A great stop for swimming, the Twin Lagoons are composed of half fresh water and half salt water. We docked our boat on the first lagoon, and then had to swim underneath a huge limestone wall to get to the other side, where the second lagoon is. The second lagoon is where you can enjoy a relaxing swim, which is made interesting by its varying temperatures, thanks to the mix of salt water and fresh water. During high tide, there are makeshift ladders where tourists can climb to the other side of the large limestone formation separating the two lagoons. Make sure to wear your life vest here, as some parts are really deep.
4. Kayangan Lake
The famous view you get after a 150-step climb to the Kayangan Lake vista point
One of the most recognizable spots in Coron, Kayangan Lake is the stop where you can view the limestone peaks peeking out of bright turquoise waters after a 150-step hike to the vista point. From here, you will also have to take another 150 steps down to get to the lake. The lake’s fresh water is great for swimming.
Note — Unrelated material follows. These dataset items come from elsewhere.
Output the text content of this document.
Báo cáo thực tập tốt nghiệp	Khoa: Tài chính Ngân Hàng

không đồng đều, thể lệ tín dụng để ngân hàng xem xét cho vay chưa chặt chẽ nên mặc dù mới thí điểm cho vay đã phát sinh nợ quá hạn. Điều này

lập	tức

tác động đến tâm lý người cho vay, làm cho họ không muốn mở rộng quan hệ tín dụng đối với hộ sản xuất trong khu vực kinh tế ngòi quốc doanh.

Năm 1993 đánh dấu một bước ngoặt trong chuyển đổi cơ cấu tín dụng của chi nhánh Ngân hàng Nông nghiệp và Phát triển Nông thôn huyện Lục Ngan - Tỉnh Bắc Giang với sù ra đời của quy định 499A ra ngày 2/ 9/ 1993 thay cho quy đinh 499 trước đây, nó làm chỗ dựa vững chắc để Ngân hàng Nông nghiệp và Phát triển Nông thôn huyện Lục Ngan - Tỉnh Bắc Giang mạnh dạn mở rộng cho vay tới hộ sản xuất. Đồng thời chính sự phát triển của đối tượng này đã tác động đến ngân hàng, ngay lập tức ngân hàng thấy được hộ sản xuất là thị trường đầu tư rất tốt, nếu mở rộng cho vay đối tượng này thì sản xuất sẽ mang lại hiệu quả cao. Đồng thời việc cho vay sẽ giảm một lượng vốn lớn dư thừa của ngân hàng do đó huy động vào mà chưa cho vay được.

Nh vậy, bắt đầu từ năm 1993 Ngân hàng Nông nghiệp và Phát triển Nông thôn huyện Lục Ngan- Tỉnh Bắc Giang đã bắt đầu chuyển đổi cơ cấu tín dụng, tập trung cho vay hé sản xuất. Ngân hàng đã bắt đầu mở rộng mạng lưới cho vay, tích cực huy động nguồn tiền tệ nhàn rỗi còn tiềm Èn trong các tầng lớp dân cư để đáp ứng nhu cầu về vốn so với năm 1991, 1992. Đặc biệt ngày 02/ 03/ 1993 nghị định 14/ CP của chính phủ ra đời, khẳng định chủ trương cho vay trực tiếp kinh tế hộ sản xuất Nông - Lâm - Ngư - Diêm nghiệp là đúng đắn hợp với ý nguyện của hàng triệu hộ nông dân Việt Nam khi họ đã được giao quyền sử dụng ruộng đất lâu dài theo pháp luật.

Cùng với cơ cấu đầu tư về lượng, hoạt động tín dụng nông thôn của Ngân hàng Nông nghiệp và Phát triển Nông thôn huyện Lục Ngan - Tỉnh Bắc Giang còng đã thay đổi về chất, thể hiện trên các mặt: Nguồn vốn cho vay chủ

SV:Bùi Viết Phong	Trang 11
The path going down to the lake
Kayangan Lake is ideal for swimming. You can also ask your guide to take you to little openings or caves in the limestone islands surrounding the lake.
Kayangan Lake is also where we stopped to have our delicious lunch prepared by the boatmen in one of the stilted huts by the entrance to the lake.
Nothing beats eating fresh seafood by the sea!
Good news: In case you missed it, Kayangan Lake has now REOPENED TO THE PUBLIC after temporarily being closed to tourists after two Czech tourists drowned when they went free diving. So yay, Coron visitors can once again enjoy this popular spot!
Tourist entrance to Kayangan Lake
5. Maquinit Hot Springs
Several pools of warm salt water make up Maquinit Hot Springs
After swimming, snorkeling, and hiking through different islands of Coron, the Maquinit Hot Springs is the perfect last stop to relax before going back to one’s hotel or resort. The hot spring is made of salt water, and what makes it hot is its proximity to a volcano, which is reportedly not active, no worries. It is said that taking a dip in the warm water is good for the skin, among other therapeutic benefits. I found it really relaxing and refreshing, and it felt like I just came from the sauna or a steam bath—heck, a hot tub—after soaking in each of the pools. It’s a great spot for photos! One can get to this tourist spot by boat or land (I’ve tried both, and I must say I prefer going there by boat).
The entrance to Maquinit Hot Springs if you go by boat
Club Paradise beachfront
It’s best to book your island-hopping tour through the resort where you are staying in Coron. In our case, it was Club Paradise. The resort staff took care of us from start to end, saving us the trouble of booking a random boat and guide for island hopping. Their staff is also equipped with a first-aid kit and are trained to administer first aid in case of emergencies. Ask for Kuya Noel, who takes great photos!
Kuya Noel’s first-aid kit and life vest for Club Paradise guests
From Club Paradise, one can get to the island-hopping jump off point after a 40-minute boat ride across the sea and through the Pangawaran River’s brackish water, an hour-long van ride, and another 20-minute boat ride.